Le projet

La musique traditionnelle mongole

Nul ne pourrait séparer la musique traditionnelle mongole et les grandes étendues de la steppe des hauts plateaux. Chants et mélodies instrumentales sont intimement liés à la vie quotidienne des nomades mongols. Que ce soient les chansons traditionnelles qui unissent leurs voix pour chanter joyeusement autour d’un feu ou d’une table de festin, ou bien les musiques énergiques des danses mongoles qui leur donnent envie de bouger habilement leurs mains, leurs bras et leur corps.

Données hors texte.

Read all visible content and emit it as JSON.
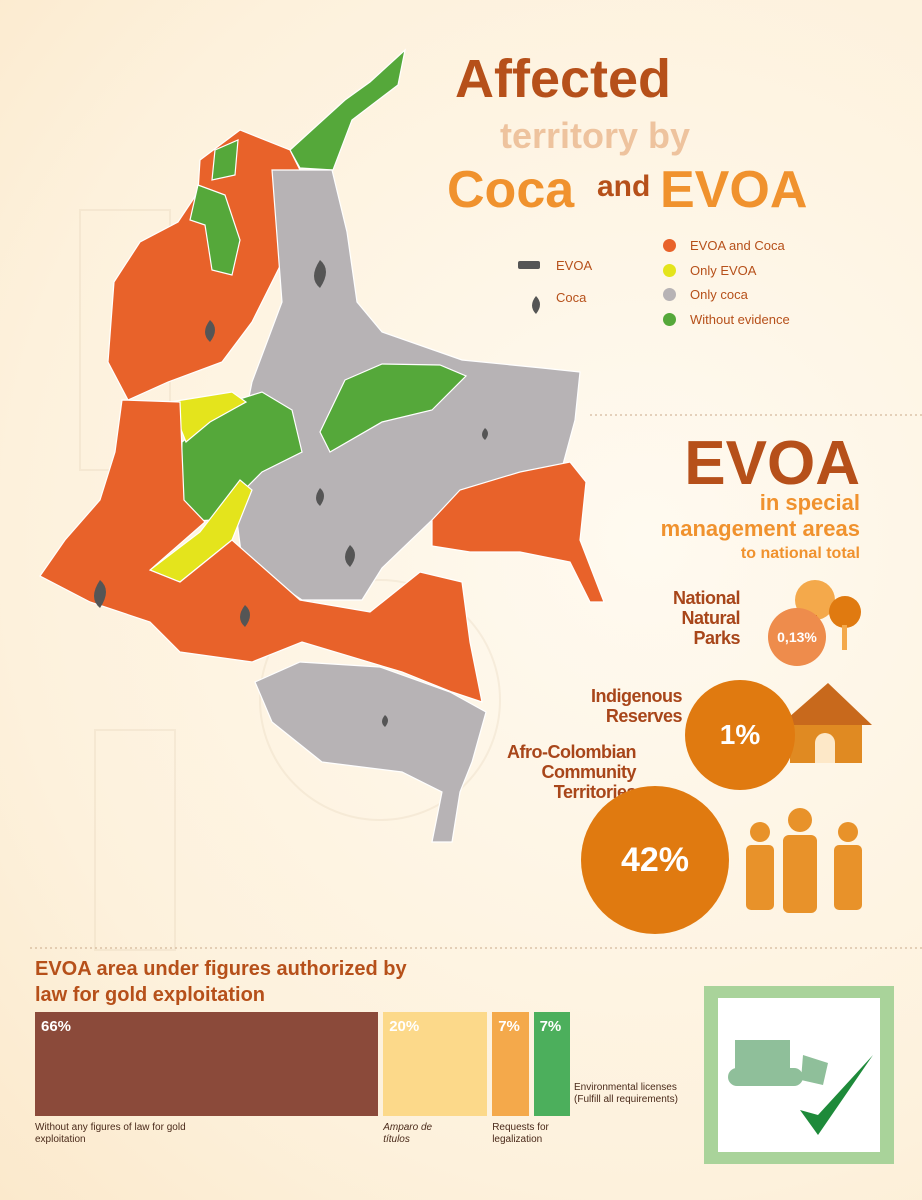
{
  "header": {
    "line1": "Affected",
    "line2": "territory by",
    "coca": "Coca",
    "and": "and",
    "evoa": "EVOA"
  },
  "map_legend": {
    "icons": [
      "EVOA",
      "Coca"
    ],
    "colors": [
      {
        "label": "EVOA and Coca",
        "color": "#e8622a"
      },
      {
        "label": "Only EVOA",
        "color": "#e4e41c"
      },
      {
        "label": "Only coca",
        "color": "#b7b3b5"
      },
      {
        "label": "Without evidence",
        "color": "#55a83a"
      }
    ]
  },
  "special_areas": {
    "title": "EVOA",
    "subtitle1": "in special",
    "subtitle2": "management areas",
    "subtitle3": "to national total",
    "items": [
      {
        "label": "National Natural Parks",
        "value": "0,13%"
      },
      {
        "label": "Indigenous Reserves",
        "value": "1%"
      },
      {
        "label": "Afro-Colombian Community Territories",
        "value": "42%"
      }
    ]
  },
  "gold_chart": {
    "type": "stacked-bar",
    "title": "EVOA area under figures authorized by law for gold exploitation",
    "categories": [
      "Without any figures of law for gold exploitation",
      "Amparo de títulos",
      "Requests for legalization",
      "Environmental licenses (Fulfill all requirements)"
    ],
    "values": [
      66,
      20,
      7,
      7
    ],
    "value_labels": [
      "66%",
      "20%",
      "7%",
      "7%"
    ],
    "colors": [
      "#8b4a3a",
      "#fcd98a",
      "#f4a94b",
      "#4caf5c"
    ]
  }
}
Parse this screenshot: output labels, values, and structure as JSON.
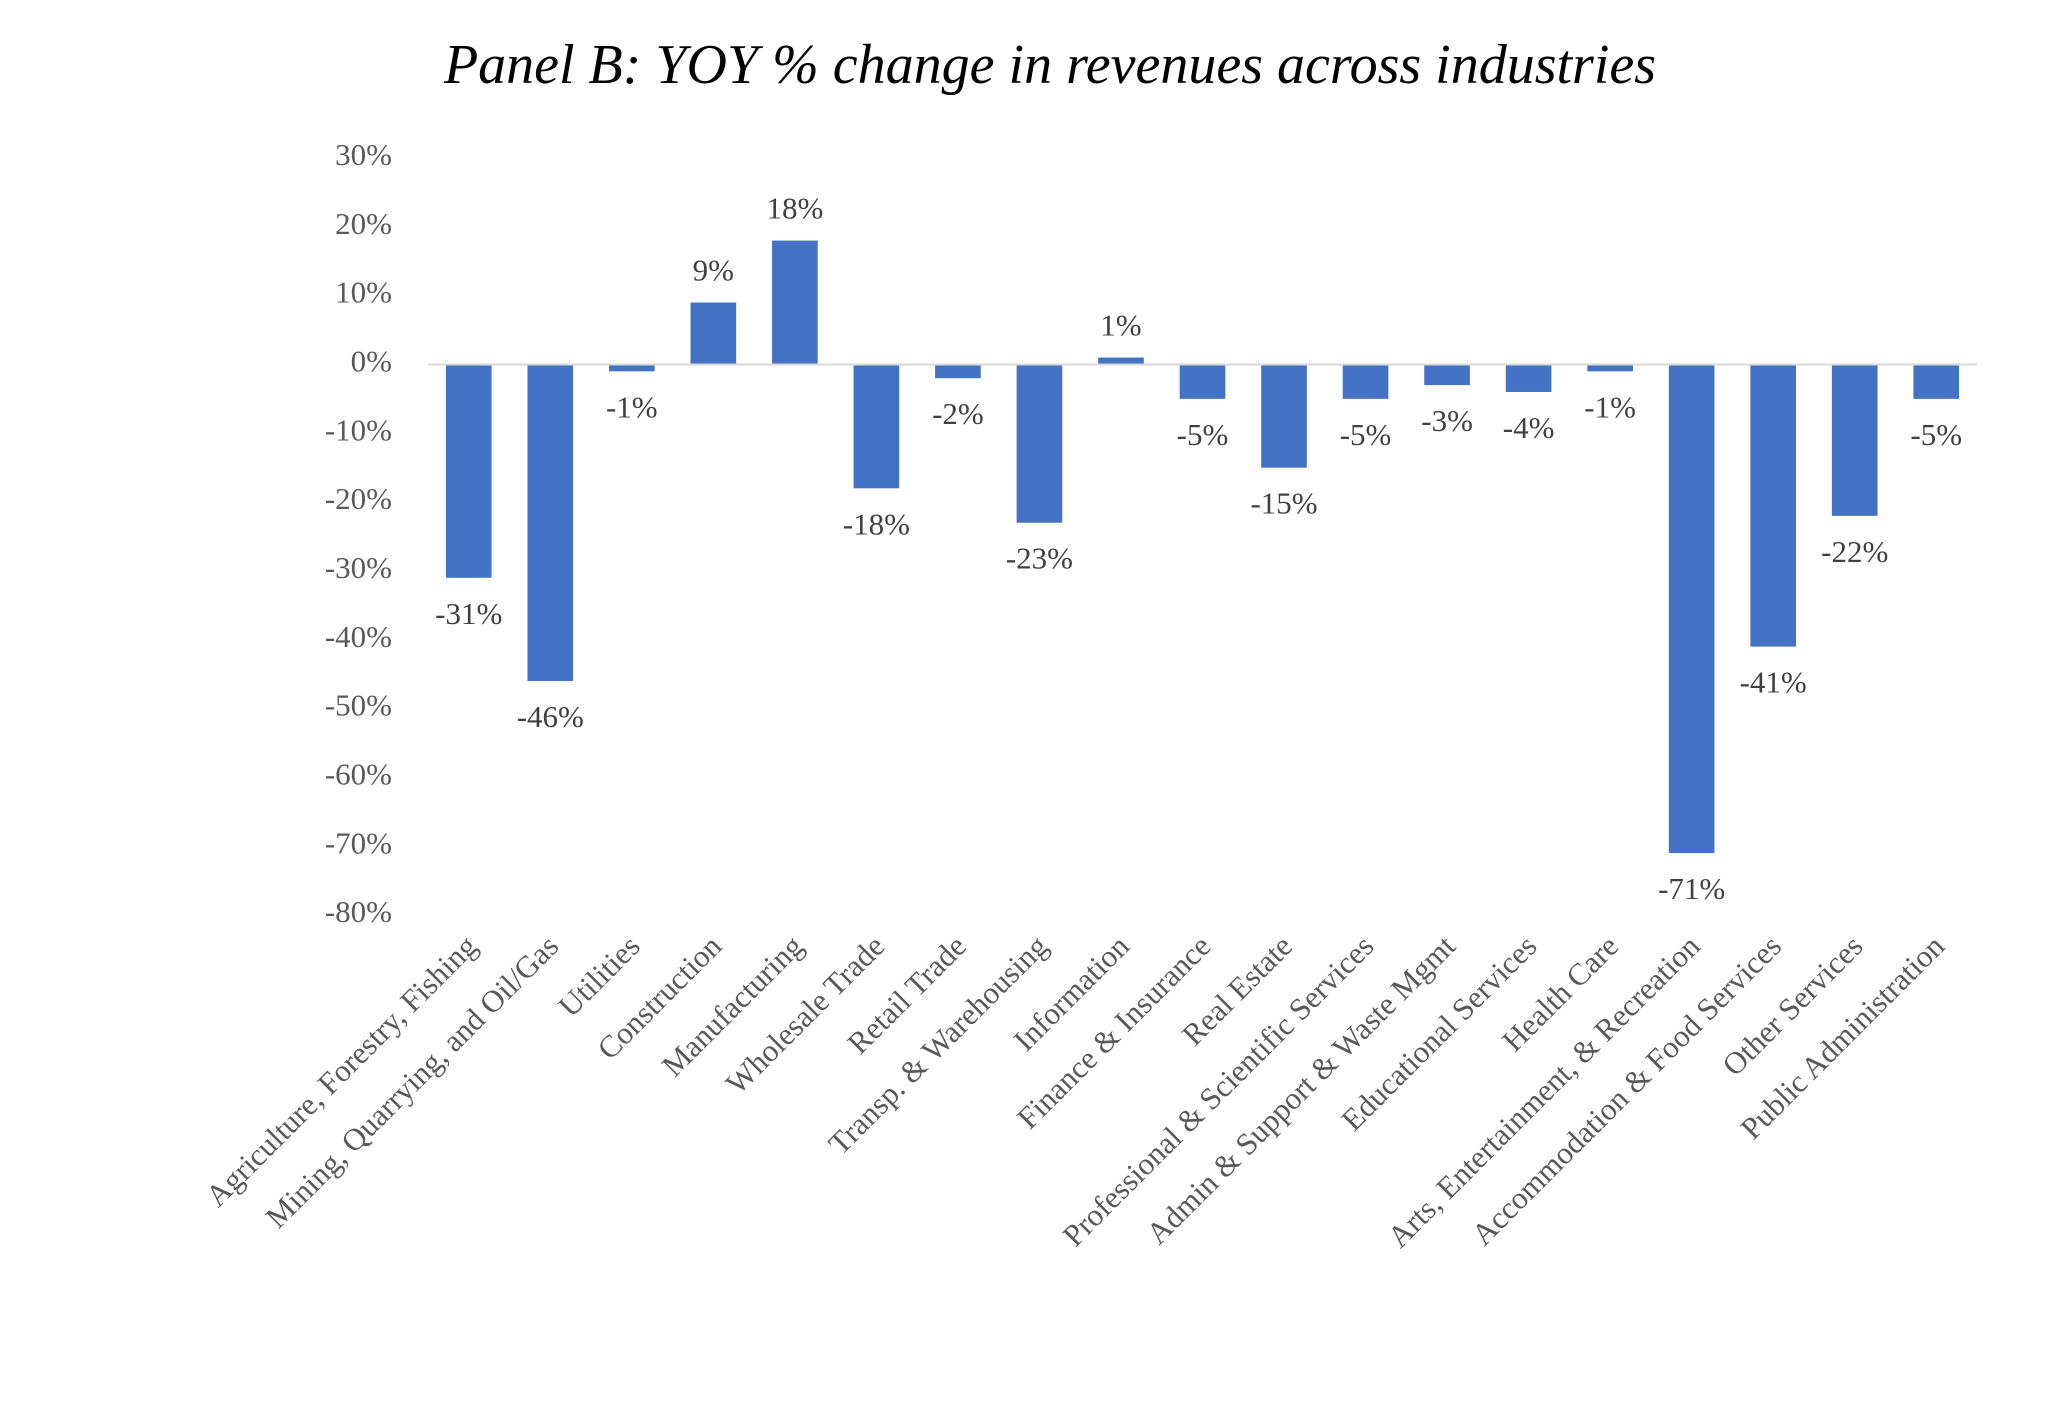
{
  "chart_data": {
    "type": "bar",
    "title": "Panel B: YOY % change in revenues across industries",
    "categories": [
      "Agriculture, Forestry, Fishing",
      "Mining, Quarrying, and Oil/Gas",
      "Utilities",
      "Construction",
      "Manufacturing",
      "Wholesale Trade",
      "Retail Trade",
      "Transp. & Warehousing",
      "Information",
      "Finance & Insurance",
      "Real Estate",
      "Professional & Scientific Services",
      "Admin & Support & Waste Mgmt",
      "Educational Services",
      "Health Care",
      "Arts, Entertainment, & Recreation",
      "Accommodation & Food Services",
      "Other Services",
      "Public Administration"
    ],
    "values": [
      -31,
      -46,
      -1,
      9,
      18,
      -18,
      -2,
      -23,
      1,
      -5,
      -15,
      -5,
      -3,
      -4,
      -1,
      -71,
      -41,
      -22,
      -5
    ],
    "value_labels": [
      "-31%",
      "-46%",
      "-1%",
      "9%",
      "18%",
      "-18%",
      "-2%",
      "-23%",
      "1%",
      "-5%",
      "-15%",
      "-5%",
      "-3%",
      "-4%",
      "-1%",
      "-71%",
      "-41%",
      "-22%",
      "-5%"
    ],
    "color": "#4472c4",
    "ylim": [
      -80,
      30
    ],
    "yticks": [
      {
        "value": 30,
        "label": "30%"
      },
      {
        "value": 20,
        "label": "20%"
      },
      {
        "value": 10,
        "label": "10%"
      },
      {
        "value": 0,
        "label": "0%"
      },
      {
        "value": -10,
        "label": "-10%"
      },
      {
        "value": -20,
        "label": "-20%"
      },
      {
        "value": -30,
        "label": "-30%"
      },
      {
        "value": -40,
        "label": "-40%"
      },
      {
        "value": -50,
        "label": "-50%"
      },
      {
        "value": -60,
        "label": "-60%"
      },
      {
        "value": -70,
        "label": "-70%"
      },
      {
        "value": -80,
        "label": "-80%"
      }
    ],
    "grid": false
  }
}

Tradition orale, transmise de bouche à oreille depuis plusieurs siècles, cette musique illustre la beauté des montagnes et des rivières, des forêts et des vastes étendues de la steppe mongole. Elle conte les histoires d’amour éternel, la vie héroïque des grands hommes légendaires, sans oublier l’un des éléments de survie des nomades qui est leur inséparable bétail. Représentant indéniable de la musique mongole, la vièle à tête de cheval passe de génération en génération, se répandant à travers le pays, accompagnant chant, danse et se faisant un riche répertoire de morceaux solo. Le thème le plus emblématique qui se joue sur la vièle restera la musique de chevaux galopant en toute liberté dans la plaine, la crinière dans le vent, fidèles et éternels compagnons des nomades mongols.

La musique médiévale

Parler de « la » musique médiévale est un abus de langage, car ce sont bien « des » musiques médiévales qui ont traversé les siècles pour nous parvenir. Comment pourrait-il en être autrement concernant mille ans d’histoire, et un territoire dépassant les frontières de l’actuelle Europe ?

Nous nous concentrons sur les morceaux ayant été écrits entre le XIIème et le XIVème siècles, âge d’or des jongleurs et témoin de grands échanges culturels. Preuve en sont les manuscrits incontournables que sont les Carmina Burana, 315 pièces en latin, allemand et français traitant d’amour, de boisson, de danse mais aussi de religion ; les Cantigas de Santa Maria, constitué de 427 pièces en galégo-portugais dédiées à la Vierge Marie, compilées sous le règne d’Alphonse X, roi de Castille ; ou encore le Llibre Vermell de Montserrat, véritable compilation tant les styles des morceaux sont différents.

Travailler sur ces manuscrits est un défi, car si leur notation musicale nous est parvenue sa lecture reste sujette à interprétation. Mais c’est aussi une grande liberté car à l’époque une part belle était faite à l’improvisation et l’ornementation, permettant à chaque interprète de s’approprier les morceaux qu’il aimait et d’en donner sa propre version. Enfin, une autre caractéristique des musiques médiévales est l’utilisation répandue du contrafactum : l’art de créer un nouveau morceau à partir d’une mélodie entendue ici et d’un texte lu ailleurs. Contrairement à ce que l’on pourrait penser actuellement, cette pratique n’était pas considérée comme un acte répréhensible mais plutôt comme un hommage, une preuve de respect, et c’est dans ce même état d’esprit que nous construisons notre répertoire.